Er ließ sich in den Sessel zurückfallen.
"Vielleicht können wir ja jetzt ein vernünftigeres Gespräch führen", sagte ich. "Sagen Sie uns, wo sich Jacky Tasso aufhält..."
"Der würde mich umbringen!"
"...und zweitens, was Sie über das Videoband wissen. "
"Das ist Erpressung!"
"Wir wollen die Wahrheit, sonst nichts."
Johnson lachte heiser auf, verschränkte die Arme vor der Brust.
"Zur ersten Frage: Jacky Tasso ist jemand, der gewissermaßen keinen festen Wohnsitz hat, weil der unter der fixen Idee leidet, dass ihm jemand an die Gurgel will!"
"Das wissen wir."
"Ich kenne noch nicht einmal alle seine Nester..."
Milo und ich wechselten einen kurzen Blick.
"Lochen wir ihn ein", meinte Milo. "Der denkt gar nicht dran, mit uns zu reden!"
In diesem Moment schrillte mein Handy.
Ich griff zum Apparat.
Auf der anderen Seite der Verbindung meldete sich Mister McKee.
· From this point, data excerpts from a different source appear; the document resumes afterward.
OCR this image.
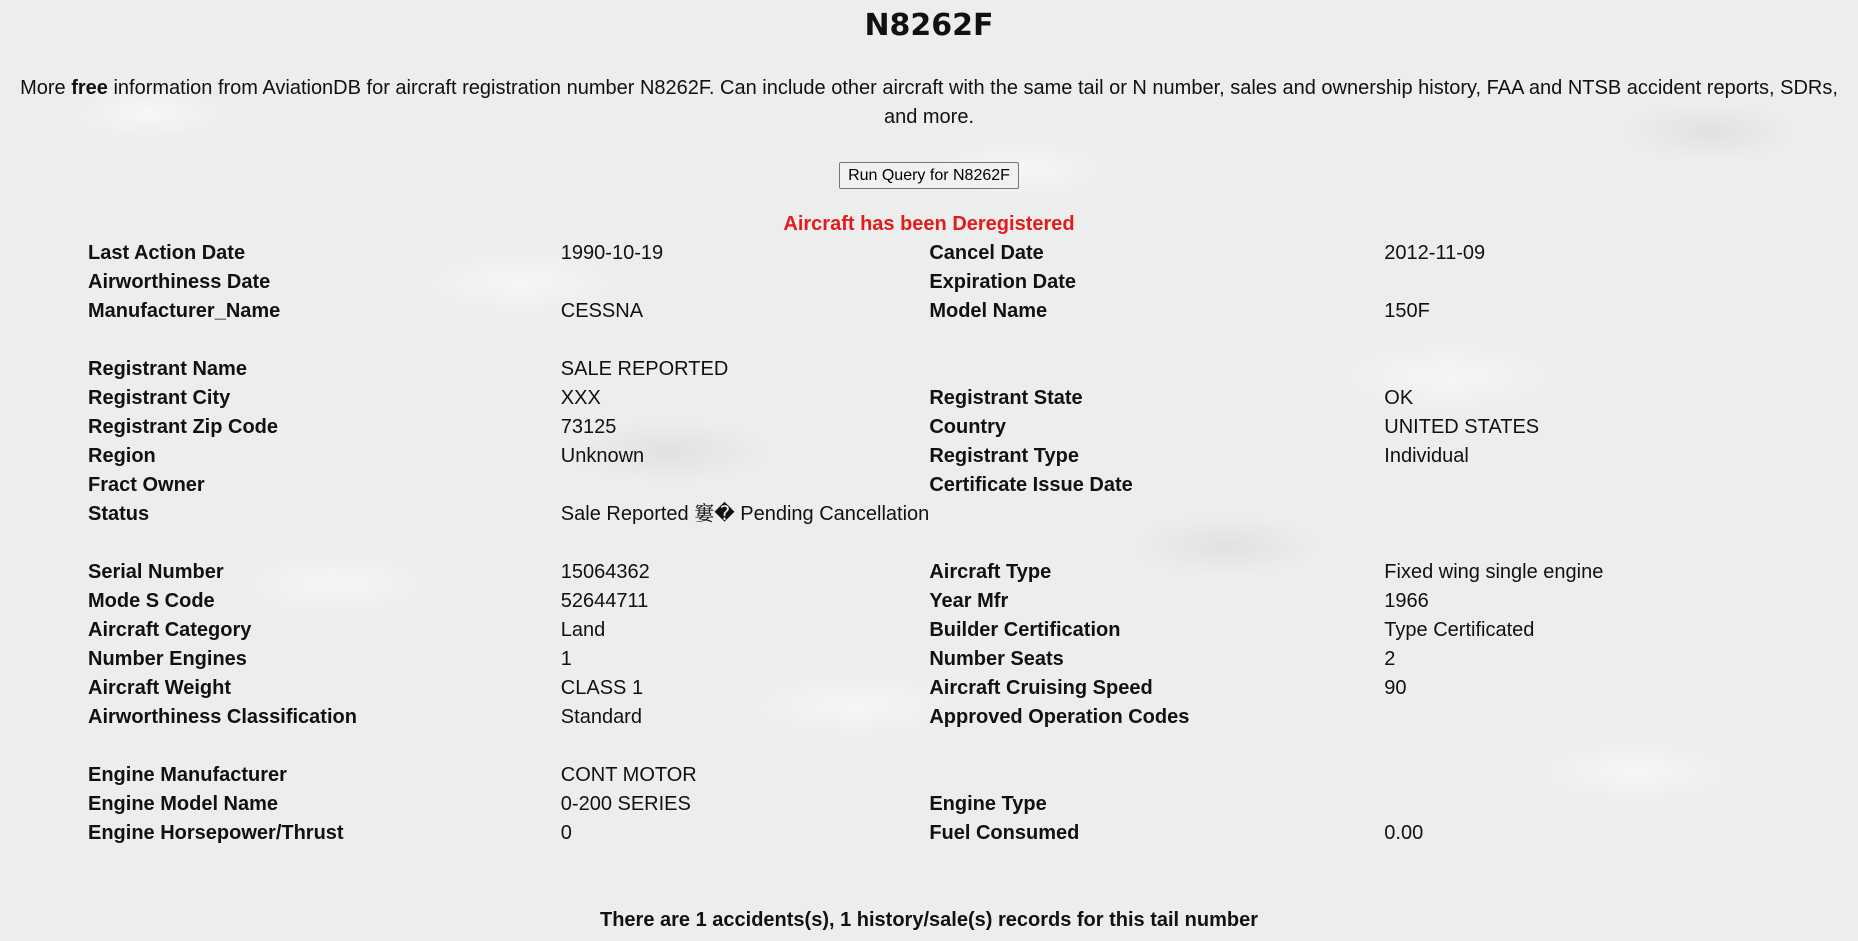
N8262F

More free information from AviationDB for aircraft registration number N8262F. Can include other aircraft with the same tail or N number, sales and ownership history, FAA and NTSB accident reports, SDRs, and more.

Run Query for N8262F

Aircraft has been Deregistered

Last Action Date	1990-10-19	Cancel Date	2012-11-09
Airworthiness Date		Expiration Date	
Manufacturer_Name	CESSNA	Model Name	150F

Registrant Name	SALE REPORTED		
Registrant City	XXX	Registrant State	OK
Registrant Zip Code	73125	Country	UNITED STATES
Region	Unknown	Registrant Type	Individual
Fract Owner		Certificate Issue Date	
Status	Sale Reported 窶� Pending Cancellation		

Serial Number	15064362	Aircraft Type	Fixed wing single engine
Mode S Code	52644711	Year Mfr	1966
Aircraft Category	Land	Builder Certification	Type Certificated
Number Engines	1	Number Seats	2
Aircraft Weight	CLASS 1	Aircraft Cruising Speed	90
Airworthiness Classification	Standard	Approved Operation Codes	

Engine Manufacturer	CONT MOTOR		
Engine Model Name	0-200 SERIES	Engine Type	
Engine Horsepower/Thrust	0	Fuel Consumed	0.00

There are 1 accidents(s), 1 history/sale(s) records for this tail number
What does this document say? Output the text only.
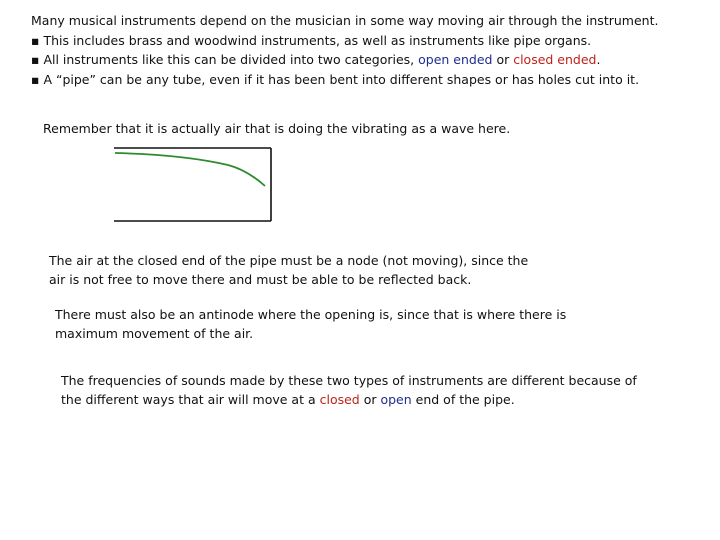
Many musical instruments depend on the musician in some way moving air through the instrument.

▪ This includes brass and woodwind instruments, as well as instruments like pipe organs.

▪ All instruments like this can be divided into two categories, open ended or closed ended.

▪ A “pipe” can be any tube, even if it has been bent into different shapes or has holes cut into it.

Remember that it is actually air that is doing the vibrating as a wave here.

The air at the closed end of the pipe must be a node (not moving), since the air is not free to move there and must be able to be reflected back.

There must also be an antinode where the opening is, since that is where there is maximum movement of the air.

The frequencies of sounds made by these two types of instruments are different because of the different ways that air will move at a closed or open end of the pipe.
In knappen Worten fasste er zusammen, was inzwischen im !VENGA! geschehen war. "Ruiz ist tot und wurde vorher furchtbar gefoltert", sagte unser Chef. "Und Jacky Tasso war dabei! Das bestätigen Zeugenaussagen, nach denen er mit ein paar Gorillas in den Club vorgedrungen ist."
"Das bedeutet verstärkte Fahndung nach Tasso!", schloss ich.
"So ist es, Jesse."
"Genau das machen wir gerade!"
Ich unterbrach die Verbindung, steckte das Gerät wieder ein. "Jacky Tasso und seine Meute hat sich im !VENGA! eine wilde Schießerei geliefert und Mister Ruiz umgebracht", stellte ich fest. "Wenn Sie jetzt nichts sagen, hängen Sie mit drin..."
Johnson grinste.
"Okay", sagte er. "Ich gebe Ihnen ein paar Adressen, wo Jacky häufiger anzutreffen ist. Aber eine Garantie auf Vollständigkeit gibt es nicht."